An investigation of simulating blockchain networks : an abstract approach

Abstract

This project aims to build upon existing research into the modelling and simulation of blockchain networks, focusing specifically on abstracting properties of the network into a conceptually and computationally simpler model. The model proposed by this model was created using the python-based library PyCATSHOO, allowing for the simulation of the entire network on a single machine. The system is constructed using deterministic finite state machines, with all network communications being simulated through delays. Monte Carlo simulations were used to test different configurations of the model together with performance indicators which continuously analyse the state of the simulator and return a value. Focus was placed on recreating and extending the features of the state of the art whist improving the efficiency of the model.
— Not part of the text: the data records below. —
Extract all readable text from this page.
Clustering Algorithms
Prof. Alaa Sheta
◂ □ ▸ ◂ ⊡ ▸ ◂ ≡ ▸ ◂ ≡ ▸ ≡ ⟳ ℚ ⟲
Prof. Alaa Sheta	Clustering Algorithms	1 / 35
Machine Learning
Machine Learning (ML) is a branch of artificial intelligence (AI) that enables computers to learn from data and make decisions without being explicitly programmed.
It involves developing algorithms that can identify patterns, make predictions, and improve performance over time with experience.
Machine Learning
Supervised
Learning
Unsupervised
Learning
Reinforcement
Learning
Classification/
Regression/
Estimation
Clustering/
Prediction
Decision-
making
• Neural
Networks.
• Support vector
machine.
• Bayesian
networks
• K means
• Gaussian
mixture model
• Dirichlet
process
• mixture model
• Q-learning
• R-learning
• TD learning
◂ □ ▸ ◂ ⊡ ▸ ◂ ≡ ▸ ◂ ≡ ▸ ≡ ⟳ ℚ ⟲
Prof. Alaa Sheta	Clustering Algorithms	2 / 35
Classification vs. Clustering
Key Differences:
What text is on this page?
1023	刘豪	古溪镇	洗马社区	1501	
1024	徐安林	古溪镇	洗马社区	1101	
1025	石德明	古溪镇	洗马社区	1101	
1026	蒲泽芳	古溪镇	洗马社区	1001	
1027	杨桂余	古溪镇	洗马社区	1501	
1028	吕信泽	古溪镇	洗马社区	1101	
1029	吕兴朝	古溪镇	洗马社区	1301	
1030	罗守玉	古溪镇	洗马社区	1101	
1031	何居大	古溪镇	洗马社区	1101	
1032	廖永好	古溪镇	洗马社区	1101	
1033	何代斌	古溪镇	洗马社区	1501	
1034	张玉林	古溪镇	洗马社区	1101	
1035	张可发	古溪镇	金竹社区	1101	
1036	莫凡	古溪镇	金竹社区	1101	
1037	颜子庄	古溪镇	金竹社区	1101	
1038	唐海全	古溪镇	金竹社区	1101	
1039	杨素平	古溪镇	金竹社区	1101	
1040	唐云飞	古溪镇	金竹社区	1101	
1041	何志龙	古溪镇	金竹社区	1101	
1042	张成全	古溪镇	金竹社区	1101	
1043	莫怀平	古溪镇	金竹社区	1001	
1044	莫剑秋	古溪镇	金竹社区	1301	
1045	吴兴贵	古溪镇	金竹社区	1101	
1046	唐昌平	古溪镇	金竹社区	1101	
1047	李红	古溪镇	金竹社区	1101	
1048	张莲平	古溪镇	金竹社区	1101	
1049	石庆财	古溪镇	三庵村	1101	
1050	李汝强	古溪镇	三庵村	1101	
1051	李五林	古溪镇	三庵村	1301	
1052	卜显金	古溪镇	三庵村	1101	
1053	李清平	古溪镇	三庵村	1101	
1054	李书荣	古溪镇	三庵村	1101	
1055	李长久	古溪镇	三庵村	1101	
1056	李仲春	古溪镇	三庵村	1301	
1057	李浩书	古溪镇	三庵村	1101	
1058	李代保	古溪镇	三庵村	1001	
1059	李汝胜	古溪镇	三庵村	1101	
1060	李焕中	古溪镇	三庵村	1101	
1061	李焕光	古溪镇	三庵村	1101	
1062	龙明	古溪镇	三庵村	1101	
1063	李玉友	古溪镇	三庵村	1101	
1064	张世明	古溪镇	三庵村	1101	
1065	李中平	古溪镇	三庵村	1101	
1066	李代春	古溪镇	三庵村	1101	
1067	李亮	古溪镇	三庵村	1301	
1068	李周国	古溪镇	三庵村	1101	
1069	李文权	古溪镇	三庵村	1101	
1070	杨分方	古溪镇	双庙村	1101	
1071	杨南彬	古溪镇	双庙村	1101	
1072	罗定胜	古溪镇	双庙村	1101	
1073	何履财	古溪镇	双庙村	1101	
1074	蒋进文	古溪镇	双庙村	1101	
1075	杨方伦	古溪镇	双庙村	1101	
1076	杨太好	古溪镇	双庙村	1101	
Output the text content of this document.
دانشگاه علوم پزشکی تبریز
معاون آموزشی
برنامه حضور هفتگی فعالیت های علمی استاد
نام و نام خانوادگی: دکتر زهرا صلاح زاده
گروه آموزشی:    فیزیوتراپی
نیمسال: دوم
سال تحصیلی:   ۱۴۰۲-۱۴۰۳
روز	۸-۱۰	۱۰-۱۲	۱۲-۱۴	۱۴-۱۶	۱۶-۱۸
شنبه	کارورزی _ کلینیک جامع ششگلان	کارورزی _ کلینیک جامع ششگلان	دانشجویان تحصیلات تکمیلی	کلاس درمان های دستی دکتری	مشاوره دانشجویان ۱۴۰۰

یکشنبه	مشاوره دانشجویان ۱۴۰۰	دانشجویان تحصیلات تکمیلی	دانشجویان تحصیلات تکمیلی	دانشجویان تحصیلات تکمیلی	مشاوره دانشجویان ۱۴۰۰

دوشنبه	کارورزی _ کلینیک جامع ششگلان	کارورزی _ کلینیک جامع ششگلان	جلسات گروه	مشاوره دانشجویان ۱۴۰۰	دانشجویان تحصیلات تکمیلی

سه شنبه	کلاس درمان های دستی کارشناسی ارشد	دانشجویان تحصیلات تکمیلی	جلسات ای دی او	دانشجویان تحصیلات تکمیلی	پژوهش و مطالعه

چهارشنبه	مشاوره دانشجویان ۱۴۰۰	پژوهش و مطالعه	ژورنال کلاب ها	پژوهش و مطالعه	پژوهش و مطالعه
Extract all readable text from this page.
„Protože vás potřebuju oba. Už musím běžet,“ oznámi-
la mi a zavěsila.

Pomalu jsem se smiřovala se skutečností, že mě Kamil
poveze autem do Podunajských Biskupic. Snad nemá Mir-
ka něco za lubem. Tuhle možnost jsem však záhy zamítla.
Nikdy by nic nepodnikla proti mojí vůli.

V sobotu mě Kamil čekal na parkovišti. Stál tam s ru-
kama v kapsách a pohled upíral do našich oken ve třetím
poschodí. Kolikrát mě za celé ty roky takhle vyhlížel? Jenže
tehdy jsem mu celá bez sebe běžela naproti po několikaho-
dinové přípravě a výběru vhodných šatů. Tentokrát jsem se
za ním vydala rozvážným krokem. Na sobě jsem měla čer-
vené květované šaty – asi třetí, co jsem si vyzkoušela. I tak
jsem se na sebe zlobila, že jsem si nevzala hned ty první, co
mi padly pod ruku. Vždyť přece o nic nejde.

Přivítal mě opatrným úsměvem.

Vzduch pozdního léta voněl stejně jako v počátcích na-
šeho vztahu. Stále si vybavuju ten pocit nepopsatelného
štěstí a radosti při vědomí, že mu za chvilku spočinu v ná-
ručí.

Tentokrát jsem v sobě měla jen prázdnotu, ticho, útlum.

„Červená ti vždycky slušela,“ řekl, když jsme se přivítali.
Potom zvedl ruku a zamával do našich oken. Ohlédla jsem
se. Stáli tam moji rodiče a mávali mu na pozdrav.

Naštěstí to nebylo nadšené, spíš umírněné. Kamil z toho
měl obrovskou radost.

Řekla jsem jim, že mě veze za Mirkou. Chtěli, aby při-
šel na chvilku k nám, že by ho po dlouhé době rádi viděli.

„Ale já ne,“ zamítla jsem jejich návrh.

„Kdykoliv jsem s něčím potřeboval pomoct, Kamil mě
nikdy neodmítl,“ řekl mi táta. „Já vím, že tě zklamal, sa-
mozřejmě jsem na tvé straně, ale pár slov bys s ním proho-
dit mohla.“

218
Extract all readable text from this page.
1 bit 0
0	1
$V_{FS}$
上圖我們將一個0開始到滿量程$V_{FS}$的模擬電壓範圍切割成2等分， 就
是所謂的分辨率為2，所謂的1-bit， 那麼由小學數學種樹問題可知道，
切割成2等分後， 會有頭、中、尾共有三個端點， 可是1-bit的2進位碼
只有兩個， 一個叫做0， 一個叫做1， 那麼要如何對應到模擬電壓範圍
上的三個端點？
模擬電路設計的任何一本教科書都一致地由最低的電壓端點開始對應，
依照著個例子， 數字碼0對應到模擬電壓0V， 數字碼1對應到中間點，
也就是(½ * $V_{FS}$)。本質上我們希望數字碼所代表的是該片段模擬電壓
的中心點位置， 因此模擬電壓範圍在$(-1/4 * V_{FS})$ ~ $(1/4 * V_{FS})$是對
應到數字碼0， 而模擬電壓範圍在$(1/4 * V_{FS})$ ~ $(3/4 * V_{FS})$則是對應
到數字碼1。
IT constructed from the ground up to follow a high level approach, abstracting away low-level details of the network which should not affect the accuracy of the simulator. The model created could reproduce existing simulation data as well as data observed for existing deployments without physically implementing a network or creating a complex virtual network on a machine. The simulator allows for various properties and indicators to be observed, such as block sizes, block intervals and propagation times, and blockchain splits which result orphaned blocks. The evaluation focuses on the scalability of the model, observing the effect of a growing network size on the performance and security of the network. The resulting data highlighted how blockchains such as Bitcoin are capable of scaling up to thousands of nodes and still maintain strong consensus and resistance to attacks. Finally, improvements were proposed to the implementation to improve its efficiency and broaden the scope of the properties it may simulate.